More Evidence “the American Dream” is... Well, Just a Dream!

The rhetoric is that the US is a place of unparalleled opportunity, where hard work and determination can take a child out of poverty into the White House, or at least a mansion on a hill, but the reality is different, according to a University of Michigan researcher who is studying inequality across generations around the world. Fabian Pfeffer, a sociologist at the U-M Institute for Social Research, said:

Especially in the United States, people underestimate the extent to which your destiny is linked to your background. Research shows that it’s really a myth that the US is a land of exceptional social mobility.

Pfeffer illustrates this using data on two generations of families in the US to compare with similar data from Germany and Sweden. He found that parental wealth is important in whether children move up or down the socioeconomic ladder in adulthood. Parental wealth has an influence above and beyond the three factors that sociologists and economists have traditionally considered in research on social mobility:

  1. parental education
  2. income
  3. occupation.

Pfeffer said:

Wealth not only fulfills a purchasing function, allowing families to buy homes in good neighborhoods and send their children to costly schools and colleges, for example, but it also has an insurance function, offering a sort of private safety net that gives children a very different set of choices as they enter the adult world.

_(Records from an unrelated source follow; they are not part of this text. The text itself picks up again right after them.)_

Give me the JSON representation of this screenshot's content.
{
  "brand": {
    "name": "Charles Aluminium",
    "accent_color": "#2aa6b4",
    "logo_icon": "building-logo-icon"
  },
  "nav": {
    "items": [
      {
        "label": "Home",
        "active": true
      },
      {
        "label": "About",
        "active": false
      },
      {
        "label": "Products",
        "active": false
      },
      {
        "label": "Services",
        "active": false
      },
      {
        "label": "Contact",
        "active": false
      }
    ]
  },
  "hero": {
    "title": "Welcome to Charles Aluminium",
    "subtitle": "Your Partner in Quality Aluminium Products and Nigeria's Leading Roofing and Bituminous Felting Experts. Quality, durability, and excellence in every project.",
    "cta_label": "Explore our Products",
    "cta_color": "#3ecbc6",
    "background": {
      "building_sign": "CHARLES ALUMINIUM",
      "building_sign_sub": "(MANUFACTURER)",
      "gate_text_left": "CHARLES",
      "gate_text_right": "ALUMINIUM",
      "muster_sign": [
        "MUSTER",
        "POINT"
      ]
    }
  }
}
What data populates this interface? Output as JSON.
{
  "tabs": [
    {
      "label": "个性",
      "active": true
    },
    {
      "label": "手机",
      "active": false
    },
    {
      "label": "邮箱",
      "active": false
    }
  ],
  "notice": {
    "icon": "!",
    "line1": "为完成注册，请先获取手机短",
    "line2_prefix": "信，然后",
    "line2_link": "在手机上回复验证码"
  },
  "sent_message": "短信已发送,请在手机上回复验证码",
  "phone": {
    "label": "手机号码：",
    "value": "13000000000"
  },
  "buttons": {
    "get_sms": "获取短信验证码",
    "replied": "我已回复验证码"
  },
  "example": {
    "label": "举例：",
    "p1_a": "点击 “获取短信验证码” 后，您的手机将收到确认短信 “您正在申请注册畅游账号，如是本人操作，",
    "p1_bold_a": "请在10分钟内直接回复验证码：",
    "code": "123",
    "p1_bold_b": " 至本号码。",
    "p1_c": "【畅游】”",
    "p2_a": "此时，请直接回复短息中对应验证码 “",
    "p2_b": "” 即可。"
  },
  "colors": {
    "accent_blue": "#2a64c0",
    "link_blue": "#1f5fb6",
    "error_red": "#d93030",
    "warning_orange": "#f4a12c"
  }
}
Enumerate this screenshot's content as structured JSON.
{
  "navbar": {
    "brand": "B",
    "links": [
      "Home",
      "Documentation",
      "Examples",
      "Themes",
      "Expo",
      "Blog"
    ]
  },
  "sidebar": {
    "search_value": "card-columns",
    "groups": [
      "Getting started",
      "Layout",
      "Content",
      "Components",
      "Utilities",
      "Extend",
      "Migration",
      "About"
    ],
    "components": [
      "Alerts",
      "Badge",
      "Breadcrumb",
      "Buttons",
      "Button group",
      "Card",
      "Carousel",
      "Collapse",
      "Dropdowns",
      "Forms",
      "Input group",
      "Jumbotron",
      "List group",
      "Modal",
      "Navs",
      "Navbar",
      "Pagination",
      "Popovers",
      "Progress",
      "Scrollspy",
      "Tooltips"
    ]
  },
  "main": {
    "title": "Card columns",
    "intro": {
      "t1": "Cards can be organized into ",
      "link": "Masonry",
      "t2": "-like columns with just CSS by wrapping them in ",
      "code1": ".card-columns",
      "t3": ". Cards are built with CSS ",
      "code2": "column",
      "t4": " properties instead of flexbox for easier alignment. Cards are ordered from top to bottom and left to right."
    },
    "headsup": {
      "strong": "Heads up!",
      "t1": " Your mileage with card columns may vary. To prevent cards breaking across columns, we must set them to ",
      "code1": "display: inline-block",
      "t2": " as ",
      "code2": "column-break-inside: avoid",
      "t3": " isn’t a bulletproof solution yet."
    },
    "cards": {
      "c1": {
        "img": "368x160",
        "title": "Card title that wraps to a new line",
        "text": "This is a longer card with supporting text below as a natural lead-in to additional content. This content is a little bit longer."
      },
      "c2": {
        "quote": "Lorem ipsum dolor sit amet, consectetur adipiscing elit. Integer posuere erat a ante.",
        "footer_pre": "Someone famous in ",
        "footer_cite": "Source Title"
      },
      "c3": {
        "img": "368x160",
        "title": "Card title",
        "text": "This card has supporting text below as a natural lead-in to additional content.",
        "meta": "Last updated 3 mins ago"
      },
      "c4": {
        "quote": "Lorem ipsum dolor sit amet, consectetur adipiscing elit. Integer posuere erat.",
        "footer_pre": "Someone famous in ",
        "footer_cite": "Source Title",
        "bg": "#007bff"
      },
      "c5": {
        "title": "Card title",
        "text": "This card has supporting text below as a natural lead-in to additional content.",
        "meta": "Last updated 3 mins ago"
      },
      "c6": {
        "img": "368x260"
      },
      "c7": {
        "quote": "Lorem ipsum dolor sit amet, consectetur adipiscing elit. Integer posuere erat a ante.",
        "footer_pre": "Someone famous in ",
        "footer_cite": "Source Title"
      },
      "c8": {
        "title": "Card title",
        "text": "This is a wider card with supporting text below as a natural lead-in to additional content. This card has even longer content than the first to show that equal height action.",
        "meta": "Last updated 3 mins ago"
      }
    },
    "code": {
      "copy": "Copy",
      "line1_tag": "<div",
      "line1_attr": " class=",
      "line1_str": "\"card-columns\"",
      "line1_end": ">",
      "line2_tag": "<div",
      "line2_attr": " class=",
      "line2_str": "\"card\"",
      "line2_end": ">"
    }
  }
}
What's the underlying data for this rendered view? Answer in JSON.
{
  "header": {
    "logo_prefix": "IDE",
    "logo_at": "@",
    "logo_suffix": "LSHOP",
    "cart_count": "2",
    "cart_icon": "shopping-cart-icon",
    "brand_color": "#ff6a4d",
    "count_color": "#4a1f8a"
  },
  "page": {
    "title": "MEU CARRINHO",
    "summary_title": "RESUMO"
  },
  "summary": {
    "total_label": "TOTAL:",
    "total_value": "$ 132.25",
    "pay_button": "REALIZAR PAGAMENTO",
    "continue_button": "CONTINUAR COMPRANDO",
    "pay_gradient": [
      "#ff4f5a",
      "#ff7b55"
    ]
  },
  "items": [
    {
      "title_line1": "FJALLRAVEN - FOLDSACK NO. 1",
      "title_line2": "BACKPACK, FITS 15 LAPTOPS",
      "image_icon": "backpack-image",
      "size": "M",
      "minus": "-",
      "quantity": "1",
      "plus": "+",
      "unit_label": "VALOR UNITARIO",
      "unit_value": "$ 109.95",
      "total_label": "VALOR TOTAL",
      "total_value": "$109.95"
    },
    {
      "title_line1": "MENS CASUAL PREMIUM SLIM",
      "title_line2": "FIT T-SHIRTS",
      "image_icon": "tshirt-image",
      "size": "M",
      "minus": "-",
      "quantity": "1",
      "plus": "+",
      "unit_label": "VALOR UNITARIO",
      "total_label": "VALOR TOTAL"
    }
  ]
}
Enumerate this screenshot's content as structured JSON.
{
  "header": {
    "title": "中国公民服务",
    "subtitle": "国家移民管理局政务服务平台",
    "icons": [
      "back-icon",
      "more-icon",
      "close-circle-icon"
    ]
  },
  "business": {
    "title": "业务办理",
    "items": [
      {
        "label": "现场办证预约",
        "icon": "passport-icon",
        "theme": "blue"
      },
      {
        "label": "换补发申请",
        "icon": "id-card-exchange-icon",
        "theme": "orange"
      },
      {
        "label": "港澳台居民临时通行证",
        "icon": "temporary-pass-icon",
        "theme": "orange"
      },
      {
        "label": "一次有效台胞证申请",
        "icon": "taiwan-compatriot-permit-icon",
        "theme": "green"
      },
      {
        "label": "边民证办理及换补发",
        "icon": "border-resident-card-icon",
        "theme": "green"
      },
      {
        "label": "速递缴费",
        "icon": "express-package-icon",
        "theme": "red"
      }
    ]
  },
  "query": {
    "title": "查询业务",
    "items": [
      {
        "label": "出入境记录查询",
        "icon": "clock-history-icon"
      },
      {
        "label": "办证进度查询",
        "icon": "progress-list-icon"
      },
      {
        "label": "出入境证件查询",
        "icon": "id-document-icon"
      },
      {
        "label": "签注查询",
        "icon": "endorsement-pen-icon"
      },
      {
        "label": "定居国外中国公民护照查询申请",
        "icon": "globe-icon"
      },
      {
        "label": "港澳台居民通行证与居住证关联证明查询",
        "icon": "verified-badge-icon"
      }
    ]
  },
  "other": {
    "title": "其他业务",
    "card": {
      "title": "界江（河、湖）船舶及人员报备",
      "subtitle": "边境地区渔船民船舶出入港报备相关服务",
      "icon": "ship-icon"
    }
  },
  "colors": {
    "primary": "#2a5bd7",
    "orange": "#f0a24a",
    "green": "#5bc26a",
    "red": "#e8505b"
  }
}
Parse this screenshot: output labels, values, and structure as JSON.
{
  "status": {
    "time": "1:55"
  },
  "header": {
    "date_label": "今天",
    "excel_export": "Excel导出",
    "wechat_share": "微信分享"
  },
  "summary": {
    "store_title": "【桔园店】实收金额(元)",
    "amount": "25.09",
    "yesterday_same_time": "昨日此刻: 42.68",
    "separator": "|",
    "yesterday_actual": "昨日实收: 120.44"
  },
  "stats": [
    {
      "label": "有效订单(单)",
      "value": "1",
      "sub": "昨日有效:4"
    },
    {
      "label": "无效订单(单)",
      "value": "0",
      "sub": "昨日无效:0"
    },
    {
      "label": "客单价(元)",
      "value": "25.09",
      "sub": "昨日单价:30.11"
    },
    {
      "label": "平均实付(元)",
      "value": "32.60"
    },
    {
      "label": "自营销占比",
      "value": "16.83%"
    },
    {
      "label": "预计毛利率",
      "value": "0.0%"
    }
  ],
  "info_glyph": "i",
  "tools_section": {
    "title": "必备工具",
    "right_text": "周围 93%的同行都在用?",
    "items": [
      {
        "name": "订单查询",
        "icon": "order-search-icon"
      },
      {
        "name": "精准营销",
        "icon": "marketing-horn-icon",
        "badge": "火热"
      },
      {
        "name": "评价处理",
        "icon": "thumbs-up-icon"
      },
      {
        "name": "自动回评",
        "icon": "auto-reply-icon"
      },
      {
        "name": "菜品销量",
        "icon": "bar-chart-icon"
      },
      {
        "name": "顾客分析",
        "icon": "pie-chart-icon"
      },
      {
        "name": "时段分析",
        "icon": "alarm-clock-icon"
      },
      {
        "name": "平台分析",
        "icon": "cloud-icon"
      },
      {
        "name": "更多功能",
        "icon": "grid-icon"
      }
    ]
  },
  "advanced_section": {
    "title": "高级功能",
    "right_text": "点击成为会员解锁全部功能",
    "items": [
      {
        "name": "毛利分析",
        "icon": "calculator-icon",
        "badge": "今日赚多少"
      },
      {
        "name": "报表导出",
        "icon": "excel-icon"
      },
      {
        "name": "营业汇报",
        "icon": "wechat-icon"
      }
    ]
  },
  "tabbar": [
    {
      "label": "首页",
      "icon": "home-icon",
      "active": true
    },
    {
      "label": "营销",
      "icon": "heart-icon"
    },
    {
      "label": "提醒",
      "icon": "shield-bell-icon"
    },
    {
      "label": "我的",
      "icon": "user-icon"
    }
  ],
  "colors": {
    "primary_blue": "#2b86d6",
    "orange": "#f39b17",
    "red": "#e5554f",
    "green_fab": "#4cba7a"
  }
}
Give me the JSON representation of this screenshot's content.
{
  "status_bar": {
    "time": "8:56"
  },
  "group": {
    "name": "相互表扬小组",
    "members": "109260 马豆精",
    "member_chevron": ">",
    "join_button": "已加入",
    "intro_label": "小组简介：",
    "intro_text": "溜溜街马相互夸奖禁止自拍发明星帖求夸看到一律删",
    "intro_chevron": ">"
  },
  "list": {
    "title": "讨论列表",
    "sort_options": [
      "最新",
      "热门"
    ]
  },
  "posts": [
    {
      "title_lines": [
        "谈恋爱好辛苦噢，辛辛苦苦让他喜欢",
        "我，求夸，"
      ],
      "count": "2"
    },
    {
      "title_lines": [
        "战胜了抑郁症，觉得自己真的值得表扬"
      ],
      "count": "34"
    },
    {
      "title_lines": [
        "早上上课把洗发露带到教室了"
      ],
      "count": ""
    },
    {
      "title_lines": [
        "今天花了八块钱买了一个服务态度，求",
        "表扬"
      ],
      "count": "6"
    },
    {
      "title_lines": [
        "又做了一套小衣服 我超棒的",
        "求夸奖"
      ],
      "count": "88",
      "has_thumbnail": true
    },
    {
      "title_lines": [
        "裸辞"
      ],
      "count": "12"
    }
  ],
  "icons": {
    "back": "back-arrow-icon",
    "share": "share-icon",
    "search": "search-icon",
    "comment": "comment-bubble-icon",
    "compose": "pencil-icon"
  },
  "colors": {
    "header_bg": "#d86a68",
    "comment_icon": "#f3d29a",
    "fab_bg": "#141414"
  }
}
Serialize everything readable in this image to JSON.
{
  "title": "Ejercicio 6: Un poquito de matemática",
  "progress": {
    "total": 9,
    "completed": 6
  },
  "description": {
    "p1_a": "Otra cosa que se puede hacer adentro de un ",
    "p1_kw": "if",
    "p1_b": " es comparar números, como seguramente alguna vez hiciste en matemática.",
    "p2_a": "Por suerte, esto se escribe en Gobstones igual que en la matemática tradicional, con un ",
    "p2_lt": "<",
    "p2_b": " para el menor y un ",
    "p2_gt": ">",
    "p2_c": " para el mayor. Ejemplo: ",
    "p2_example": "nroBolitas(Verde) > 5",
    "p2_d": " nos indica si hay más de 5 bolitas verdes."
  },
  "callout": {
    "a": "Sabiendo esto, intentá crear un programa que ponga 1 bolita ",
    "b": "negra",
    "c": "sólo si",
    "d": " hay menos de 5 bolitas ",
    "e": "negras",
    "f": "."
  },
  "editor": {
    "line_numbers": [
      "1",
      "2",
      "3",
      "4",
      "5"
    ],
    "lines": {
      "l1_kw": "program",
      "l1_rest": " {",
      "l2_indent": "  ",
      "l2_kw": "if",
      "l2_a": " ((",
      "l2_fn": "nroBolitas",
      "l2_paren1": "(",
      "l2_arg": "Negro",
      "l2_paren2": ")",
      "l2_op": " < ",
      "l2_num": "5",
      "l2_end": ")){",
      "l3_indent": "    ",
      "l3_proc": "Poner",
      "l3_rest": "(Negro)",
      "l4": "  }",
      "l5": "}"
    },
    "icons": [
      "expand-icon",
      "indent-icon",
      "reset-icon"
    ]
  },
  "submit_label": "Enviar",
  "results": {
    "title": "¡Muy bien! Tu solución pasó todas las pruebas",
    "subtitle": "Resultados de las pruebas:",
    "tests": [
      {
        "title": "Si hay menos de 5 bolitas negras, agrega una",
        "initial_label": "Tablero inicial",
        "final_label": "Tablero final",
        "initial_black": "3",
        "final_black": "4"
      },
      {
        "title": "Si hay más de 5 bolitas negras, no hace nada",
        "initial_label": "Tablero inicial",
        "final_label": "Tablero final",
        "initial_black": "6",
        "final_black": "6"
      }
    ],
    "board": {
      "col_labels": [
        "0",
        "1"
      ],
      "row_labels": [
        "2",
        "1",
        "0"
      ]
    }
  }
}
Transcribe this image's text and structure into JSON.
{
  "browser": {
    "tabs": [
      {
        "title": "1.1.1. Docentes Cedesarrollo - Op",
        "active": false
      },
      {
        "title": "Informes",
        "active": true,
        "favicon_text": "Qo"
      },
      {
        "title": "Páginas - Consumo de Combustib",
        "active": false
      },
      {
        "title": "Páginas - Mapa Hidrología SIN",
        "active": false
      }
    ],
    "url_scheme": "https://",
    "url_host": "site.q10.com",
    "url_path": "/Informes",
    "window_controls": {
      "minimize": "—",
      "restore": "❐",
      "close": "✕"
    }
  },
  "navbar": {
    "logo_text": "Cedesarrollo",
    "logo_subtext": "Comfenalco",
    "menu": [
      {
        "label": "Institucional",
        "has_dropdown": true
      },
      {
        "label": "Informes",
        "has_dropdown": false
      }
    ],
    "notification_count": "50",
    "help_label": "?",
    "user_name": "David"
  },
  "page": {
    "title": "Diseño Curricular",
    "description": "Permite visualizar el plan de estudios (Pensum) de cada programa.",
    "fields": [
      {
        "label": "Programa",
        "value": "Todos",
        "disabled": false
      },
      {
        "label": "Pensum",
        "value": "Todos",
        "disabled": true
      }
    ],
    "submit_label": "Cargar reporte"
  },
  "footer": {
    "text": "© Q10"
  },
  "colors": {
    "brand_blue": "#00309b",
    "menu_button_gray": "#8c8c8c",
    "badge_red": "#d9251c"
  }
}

Despite the widespread belief that the US provides exceptional opportunities for upward mobility, these data show that parental wealth has an important role in shielding offspring from downward mobility and sustaining their upward mobility in the US no less than in countries like Germany and Sweden, where parental wealth also serves as a private safety net that not even the more generous European public programs and social services seem to provide.

The US data come from the ISR Panel Study of Income Dynamics, a survey of a nationally representative sample that started with 5,000 US families in 1968. Pfeffer is now expanding the number of countries he is analyzing, and is also examining the influence of grandparents’ wealth.